Maar om de toonhoogte van grote pijpen te veranderen, snijden ze meestal extra stukken metaal uit die buigen als rieten en zo de toon van het orgel veranderen.

Bovendien kunnen sommige pijpen puur decoratief zijn. In dit geval worden ze "blind" genoemd. Ze klinken niet, maar hebben een uitsluitend esthetische waarde.

Traktura windorgel

Orgel (deel 2): ​​de opbouw van het instrument
Traktura windorgel

De piano heeft ook een tractura. Daar is het een mechanisme om de kracht van de impact van de vingers van het oppervlak van de toets rechtstreeks op de snaar over te brengen. In het orgel speelt de tractura dezelfde rol en is het belangrijkste mechanisme voor het besturen van het orgel.

Naast het feit dat het orgel een tractuur heeft die de kleppen van de pijpen aanstuurt (het wordt ook wel een speeltractuur genoemd), heeft het ook een register-tractuur, waarmee je hele registers aan en uit kunt zetten.

Een drankje is een groep registers die momenteel in gebruik is.
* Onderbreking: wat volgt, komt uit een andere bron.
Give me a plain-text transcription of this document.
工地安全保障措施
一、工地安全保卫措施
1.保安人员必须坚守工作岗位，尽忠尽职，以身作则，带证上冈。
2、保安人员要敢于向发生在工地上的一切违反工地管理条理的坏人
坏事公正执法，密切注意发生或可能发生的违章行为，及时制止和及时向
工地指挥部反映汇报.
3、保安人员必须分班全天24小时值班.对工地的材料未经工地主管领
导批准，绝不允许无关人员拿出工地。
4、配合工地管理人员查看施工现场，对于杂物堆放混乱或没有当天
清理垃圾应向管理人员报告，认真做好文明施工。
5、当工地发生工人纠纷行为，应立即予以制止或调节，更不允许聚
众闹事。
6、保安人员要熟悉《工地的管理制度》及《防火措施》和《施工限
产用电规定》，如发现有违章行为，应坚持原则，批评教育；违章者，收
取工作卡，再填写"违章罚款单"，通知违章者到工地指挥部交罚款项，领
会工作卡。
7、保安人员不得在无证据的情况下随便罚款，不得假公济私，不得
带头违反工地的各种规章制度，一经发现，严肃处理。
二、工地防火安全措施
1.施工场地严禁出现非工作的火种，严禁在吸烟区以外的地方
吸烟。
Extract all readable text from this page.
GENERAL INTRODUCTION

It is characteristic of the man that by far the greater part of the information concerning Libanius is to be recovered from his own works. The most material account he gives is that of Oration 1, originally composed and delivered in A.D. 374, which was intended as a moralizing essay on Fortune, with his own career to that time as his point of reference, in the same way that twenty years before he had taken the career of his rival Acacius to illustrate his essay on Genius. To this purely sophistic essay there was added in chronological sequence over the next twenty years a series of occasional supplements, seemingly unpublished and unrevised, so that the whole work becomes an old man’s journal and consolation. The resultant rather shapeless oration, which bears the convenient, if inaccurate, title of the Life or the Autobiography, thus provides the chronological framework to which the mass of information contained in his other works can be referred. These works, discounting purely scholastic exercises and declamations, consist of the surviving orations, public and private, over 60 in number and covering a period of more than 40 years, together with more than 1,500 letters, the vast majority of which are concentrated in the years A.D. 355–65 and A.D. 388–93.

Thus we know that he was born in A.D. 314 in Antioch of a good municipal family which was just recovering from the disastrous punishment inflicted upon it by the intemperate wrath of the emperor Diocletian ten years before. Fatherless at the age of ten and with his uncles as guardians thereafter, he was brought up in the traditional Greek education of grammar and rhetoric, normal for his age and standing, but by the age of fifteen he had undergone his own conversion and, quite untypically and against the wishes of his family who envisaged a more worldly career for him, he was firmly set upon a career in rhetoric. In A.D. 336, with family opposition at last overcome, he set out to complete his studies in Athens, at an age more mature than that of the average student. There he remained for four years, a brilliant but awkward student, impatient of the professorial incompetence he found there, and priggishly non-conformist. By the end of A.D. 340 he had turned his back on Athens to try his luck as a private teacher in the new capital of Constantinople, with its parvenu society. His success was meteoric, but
De speltractuur gebruikt natuurlijk niet de pijpen die met behulp van de registertractuur worden gebruikt.

Het is met de registertractuur dat het geheugen van het orgel werkt, wanneer hele groepen registers worden in- of uitgeschakeld. In sommige opzichten lijkt het op moderne synthesizers. Dit kunnen zowel vaste combinaties van registers zijn, als gratis, dat wil zeggen, door de muzikant in een willekeurige volgorde gekozen.